Burger believes that this opens up opportunities to rotate players in order to keep them at their peak throughout the season.
"Super Rugby is notoriously tough on loose forwards, especially down in Cape Town, so maybe we can get some rotation happening. Resting a few guys here and there might work in our favour, we have got phenomenal loose forwards and we have got some interesting options to look at.
"There are a lot of youngsters, a lot of talent and we have just got to get the balance right in the loose trio. We have got a lot of options to explore so it is exciting. There are other positions where we might be a bit thin, but not at loose forward.
"A little competition is always good, it keeps you on your toes, and I think it will really spur us on as a combination," he said.

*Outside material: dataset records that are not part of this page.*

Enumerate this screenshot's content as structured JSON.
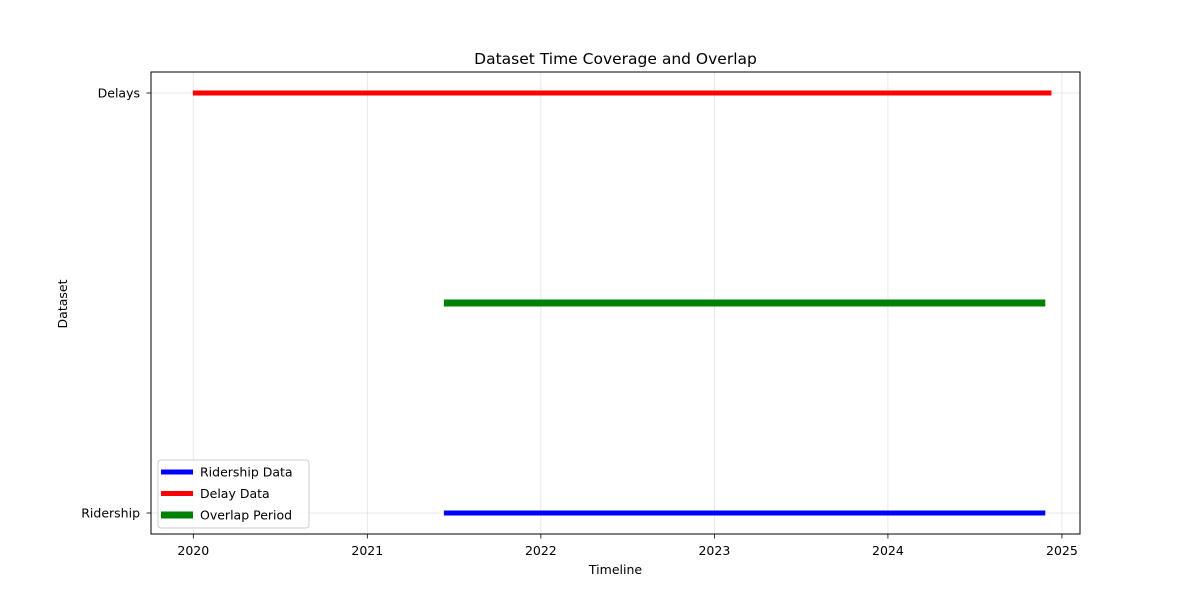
{
  "chart_data": {
    "type": "line",
    "title": "Dataset Time Coverage and Overlap",
    "xlabel": "Timeline",
    "ylabel": "Dataset",
    "x_axis_kind": "date",
    "xlim": [
      "2019-10-04",
      "2025-02-08"
    ],
    "ylim": [
      -0.05,
      1.05
    ],
    "x_ticks": [
      {
        "value": "2020-01-01",
        "label": "2020"
      },
      {
        "value": "2021-01-01",
        "label": "2021"
      },
      {
        "value": "2022-01-01",
        "label": "2022"
      },
      {
        "value": "2023-01-01",
        "label": "2023"
      },
      {
        "value": "2024-01-01",
        "label": "2024"
      },
      {
        "value": "2025-01-01",
        "label": "2025"
      }
    ],
    "y_ticks": [
      {
        "value": 0,
        "label": "Ridership"
      },
      {
        "value": 1,
        "label": "Delays"
      }
    ],
    "grid": true,
    "legend_position": "lower-left",
    "series": [
      {
        "name": "Ridership Data",
        "color": "#0000ff",
        "start": "2021-06-11",
        "end": "2024-11-27",
        "y": 0
      },
      {
        "name": "Delay Data",
        "color": "#ff0000",
        "start": "2019-12-31",
        "end": "2024-12-10",
        "y": 1
      },
      {
        "name": "Overlap Period",
        "color": "#008000",
        "start": "2021-06-11",
        "end": "2024-11-27",
        "y": 0.5
      }
    ]
  }
}
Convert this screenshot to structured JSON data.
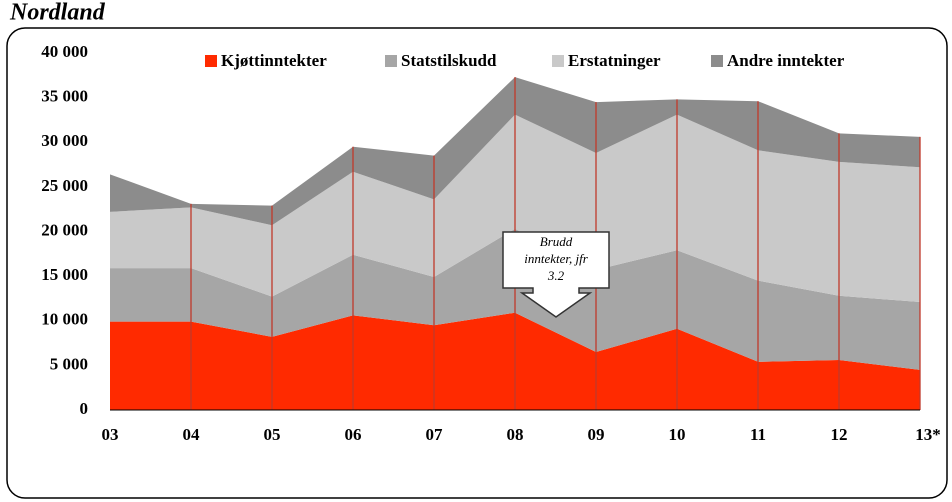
{
  "chart_data": {
    "type": "stacked-area",
    "title": "Nordland",
    "categories": [
      "03",
      "04",
      "05",
      "06",
      "07",
      "08",
      "09",
      "10",
      "11",
      "12",
      "13*"
    ],
    "series": [
      {
        "name": "Kjøttinntekter",
        "color": "#ff2a00",
        "values": [
          9900,
          9900,
          8200,
          10600,
          9500,
          10900,
          6500,
          9100,
          5400,
          5600,
          4500
        ]
      },
      {
        "name": "Statstilskudd",
        "color": "#a6a6a6",
        "values": [
          6000,
          6000,
          4500,
          6800,
          5400,
          9400,
          9200,
          8800,
          9100,
          7200,
          7600
        ]
      },
      {
        "name": "Erstatninger",
        "color": "#c9c9c9",
        "values": [
          6300,
          6800,
          8000,
          9300,
          8700,
          12800,
          13100,
          15200,
          14600,
          15000,
          15100
        ]
      },
      {
        "name": "Andre inntekter",
        "color": "#8c8c8c",
        "values": [
          4200,
          400,
          2200,
          2800,
          4900,
          4200,
          5700,
          1700,
          5500,
          3200,
          3400
        ]
      }
    ],
    "ylim": [
      0,
      40000
    ],
    "yticks": [
      0,
      {
        "value": 5000,
        "label": "5 000"
      },
      {
        "value": 10000,
        "label": "10 000"
      },
      {
        "value": 15000,
        "label": "15 000"
      },
      {
        "value": 20000,
        "label": "20 000"
      },
      {
        "value": 25000,
        "label": "25 000"
      },
      {
        "value": 30000,
        "label": "30 000"
      },
      {
        "value": 35000,
        "label": "35 000"
      },
      {
        "value": 40000,
        "label": "40 000"
      }
    ],
    "annotation": [
      "Brudd",
      "inntekter, jfr",
      "3.2"
    ],
    "divider_color": "#c0392b"
  }
}
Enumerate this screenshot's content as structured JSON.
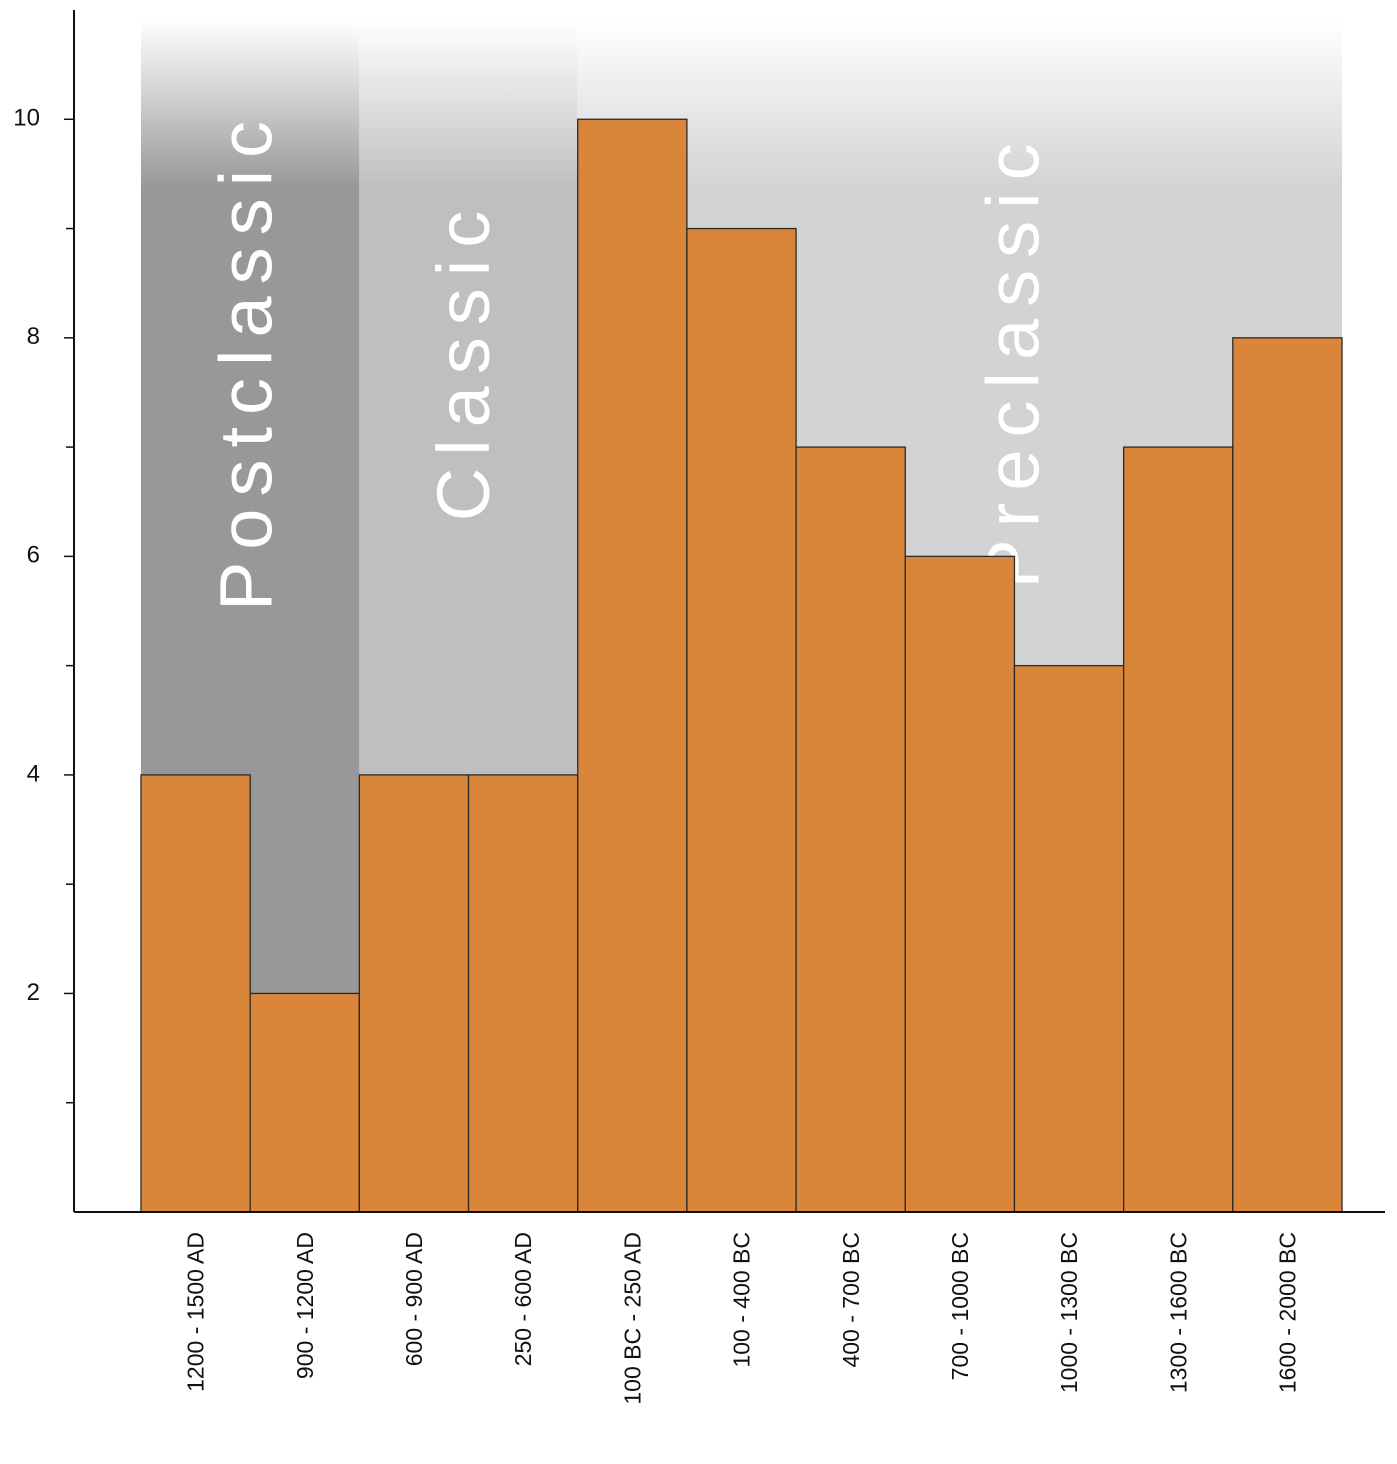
{
  "chart_data": {
    "type": "bar",
    "categories": [
      "1200 - 1500 AD",
      "900 - 1200 AD",
      "600 - 900 AD",
      "250 - 600 AD",
      "100 BC - 250 AD",
      "100 - 400 BC",
      "400 - 700 BC",
      "700 - 1000 BC",
      "1000 - 1300 BC",
      "1300 - 1600 BC",
      "1600 - 2000 BC"
    ],
    "values": [
      4,
      2,
      4,
      4,
      10,
      9,
      7,
      6,
      5,
      7,
      8
    ],
    "color": "#d9863b",
    "ylim": [
      0,
      11
    ],
    "yticks": [
      2,
      4,
      6,
      8,
      10
    ],
    "yminorticks": [
      1,
      3,
      5,
      7,
      9
    ],
    "periods": [
      {
        "label": "Postclassic",
        "color": "#97989a",
        "categories": [
          "1200 - 1500 AD",
          "900 - 1200 AD"
        ]
      },
      {
        "label": "Classic",
        "color": "#bebfc1",
        "categories": [
          "600 - 900 AD",
          "250 - 600 AD"
        ]
      },
      {
        "label": "Preclassic",
        "color": "#d2d3d5",
        "categories": [
          "100 BC - 250 AD",
          "100 - 400 BC",
          "400 - 700 BC",
          "700 - 1000 BC",
          "1000 - 1300 BC",
          "1300 - 1600 BC",
          "1600 - 2000 BC"
        ]
      }
    ]
  }
}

One of Burger's main strengths is his versatility, having started his career on the openside and eventually moving to the blindside, and he is confident that he will be able to adapt his game to the needs of the team this season.
"I think I will be pretty much open to every position, it is just about getting the right combinations. I don't think it is an area of concern, we have got so much depth at loose forward," he said.
The 68-Test veteran feels that he added a more creative element to his game after winning the World Cup in 2007, and is keen to continue that trend when he gets the chance this season.
"I think I started developing my game around 2007, it takes a while but I started getting it right towards the end. I will try and offload a bit more than maybe some of the other guys.
"There is a balance, certain games don't allow you to do that, you feel like you are under pressure to bust the line and other times there is a bit more space and a bit more freedom," he said.
Those expecting Burger to be the player he was two years ago from the outset this season are likely to be disappointed, but despite the inevitable rustiness there is no doubt that his time out injured has provided plenty of motivation.
In fact, his assessment of Matfield's comeback could well be applied to himself: "He is a quality player and you would be a fool to bet against him."